Retour sur la figure de Gus Bofa
gusbofa
Ayant beaucoup parlé de la situation du dessin de presse satirique depuis les années 1960, je vais remonter largement dans le temps et voir qui sont les aînés des Cabu, Wolinski, et Jul. Ce qui me permet de parler de Gus Bofa, un dessinateur largement redécouvert lors de ces dernières décennies. L’album que j’ai choisi, La guerre de cent ans, reprend le principe de la transposition analogique précédemment évoquée. Bofa nous parle de la guerre de cent ans pour pointer l’absurdité de la première guerre mondiale qu’il vient de vivre en tant que soldat (il a 31 ans quand la guerre éclate). Le Moyen Age qu’il dessine a peu d’exactitude historique, et ce n’est pas la question. Le détournement est très habile. Les dessins sont d’abord publiés dans La baïonnette à partir 1915, puis dans un recueil au nombre d’exemplaires limités en 1921. La transposition permet de passer à travers une censure politique et militaire qui supporte mal les critiques faites à « sa »guerre ; il ne faut pas risquer de démoraliser l’arrière et le ton est plutôt au « bourrage de crâne », c’est-à-dire à une propagande clamant la nécessité du conflit. Après l’armistice, l’ambiance de célébration et de recueillement, est encore trop peu propice à la critique ouverte du conflit qui vient de s’achever. Cette première publication est un échec, malgré la notoriété dont jouit Bofa depuis le début du siècle (il a dirigé deux revues satiriques : Le Rire de 1908 à 1912 et Le Sourire de 1912 à 1914). Il devient par la suite illustrateur de romans puis écrivain et critique littéraire. L’art de Bofa est marqué par une économie de moyens (qui nous étonne peu à présent mais qui était encore rare au début du siècle), un trait souple et un expressionnisme décrivant un univers sombre, bien souvent lié à un humour noir et dénonciateur. Quand Bofa dessine des médecins aux diagnostics absurdes, des soldats désabusés, des chefs incapables, son but n’est pas de critiquer le Moyen Age ; bien au contraire, il s’agit de montrer que, par une guerre sanglante et inutile, l’homme est revenu à des temps sombres et pénibles.
Gus Bofa est une figure intéressante du dessin d’humour du début du siècle. D’abord parce que ses dessins sont terriblement efficaces, et entraînent le lecteur dans l’univers sombre du dessinateur. Mais surtout parce qu’il a bénéficié d’une redécouverte étonnante que peu de dessinateurs de sa génération, ou même des précédentes, ont connu. Il meurt en 1968, et, à cette date, son oeuvre de dessinateur est tombées dans un relatif oubli. C’est d’abord les éditions Futuropolis, alors très attachées à faire connaître des dessinateurs oubliés, qui publie Gus Bofa, l’incendiaire, une biographie illustrée.
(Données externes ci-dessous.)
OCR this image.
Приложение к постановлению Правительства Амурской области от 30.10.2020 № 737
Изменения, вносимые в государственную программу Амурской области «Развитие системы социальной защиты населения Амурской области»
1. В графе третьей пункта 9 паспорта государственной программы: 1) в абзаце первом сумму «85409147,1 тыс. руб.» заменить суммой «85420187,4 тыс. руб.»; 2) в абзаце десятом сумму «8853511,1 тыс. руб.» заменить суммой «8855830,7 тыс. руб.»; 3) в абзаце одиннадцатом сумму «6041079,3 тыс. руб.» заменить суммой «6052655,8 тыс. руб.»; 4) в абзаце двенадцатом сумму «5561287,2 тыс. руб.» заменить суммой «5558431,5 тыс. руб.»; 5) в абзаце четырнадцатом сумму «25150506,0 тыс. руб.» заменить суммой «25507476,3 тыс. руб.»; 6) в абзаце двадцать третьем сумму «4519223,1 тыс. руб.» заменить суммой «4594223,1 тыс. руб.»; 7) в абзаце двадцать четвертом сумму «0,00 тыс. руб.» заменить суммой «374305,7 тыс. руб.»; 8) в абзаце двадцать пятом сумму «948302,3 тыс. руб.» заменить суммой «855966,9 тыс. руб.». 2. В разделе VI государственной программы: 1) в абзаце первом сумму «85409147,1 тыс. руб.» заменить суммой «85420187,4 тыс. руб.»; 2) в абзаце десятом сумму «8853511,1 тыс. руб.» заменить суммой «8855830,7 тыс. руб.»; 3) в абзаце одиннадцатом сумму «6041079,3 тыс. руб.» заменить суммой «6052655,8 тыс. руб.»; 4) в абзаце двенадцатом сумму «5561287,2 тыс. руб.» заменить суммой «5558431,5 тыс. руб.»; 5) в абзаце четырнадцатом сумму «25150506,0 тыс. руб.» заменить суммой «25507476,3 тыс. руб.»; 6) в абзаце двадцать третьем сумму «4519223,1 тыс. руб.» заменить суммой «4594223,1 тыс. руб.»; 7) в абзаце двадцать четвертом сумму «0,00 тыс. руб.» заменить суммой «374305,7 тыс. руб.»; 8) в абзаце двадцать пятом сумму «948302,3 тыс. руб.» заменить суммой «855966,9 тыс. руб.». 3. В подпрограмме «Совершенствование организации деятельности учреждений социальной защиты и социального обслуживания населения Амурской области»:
Puis, en 1983, une première exposition revient sur son travail à l’occasion du centenaire de sa naissance. Le relais est ensuite pris par d’autres maisons d’édition spécialisées dans la BD qui rééditent quelques recueils ou lui consacre quelques pages. Lapin, la revue de l’Association, livre de lui deux dessins inédits dans un numéro de 1995. Surtout, Cornélius réédite Malaises (2001), Slogans (2002), Synthèses littéraires et extra-littéraires (2003), Le livre de la guerre de cent ans (2007). De nombreux dessinateurs ont déjà déclaré leur admiration pour l’oeuvre de Bofa, comme Nicolas de Crécy, Joann Sfar, et Dupuy et Berberian. Une redécouverte qui montre bien les liens indissociables entre Bd et dessin de presse, deux facettes d’un même travail : faire parler l’image.

blotch
Je termine en vous proposant une troisième lecture pour compléter le tour d’horizon du dessin de presse. L’album Blotch de Blutch, publié en 1999-2000 chez Audie-Fluide Glacial donne une vision grinçante du métier de dessinateur humoriste. Là aussi, le jeu de la transposition est à l’oeuvre : les dessinateurs mis en scène se nomment Blotch (Blutch), Larssinet (Larcenet), Goussein (Goosens) et travaillent pour « Fluide Glacial », mais dans les années 1930. Blutch joue sur le décalage entre les ambitions du mégalomane Blotch, tâcheron se rêvant artiste, et la médiocrité de ses dessins d’humour, pourtant très proche du type d’humour en vogue à l’époque. Il démontre ainsi que l’humour change et que les gauloiseries communes de nos ancêtres nous paraissent à présent désuètes. Il laisse à penser que ce qui est drôle aujourd’hui ne durera pas forcément… Et l’on revient au défi qui se pose à tout dessinateur de presse : traiter de l’actualité, mais se donner la possibilité de durer dans le temps. Jul a choisi de s’ancrer pleinement dans son époque ; Bofa a réussi à passer les époques, peut-être parce qu’il tend à l’universel et que les défauts des hommes n’ont pas véritablement changés.

Pour en savoir plus :
Sur Jul :

Sa page sur le site de Charlie Hebdo : http://www.charliehebdo.fr/index.php?id=660
Il faut tuer José Bové, Albin Michel, 2005
Le guide du moutard, Vent des Savanes, 2007
Sur Gus Bofa :
Un très bon site lui est dédié, avec des reproductions : http://www.gusbofa.com/
Centenaire de Gus Bofa, musée de la SEITA, 1983
François San Millan, Bibliographie de Gus Bofa, La Nouvelle Araignée, 1999 (recense l’ensemble de ses ouvrages)
Sur le dessin d’humour en général :
Solo, Plus de 5000 dessinateurs de presse et 600 supports : en France, de Daumier à l’an 2000, Aedis, 2004 (réédition). Dictionnaire de référence sur le dessin de presse, mine de renseignements sur les acteurs de cet art trop peu étudié.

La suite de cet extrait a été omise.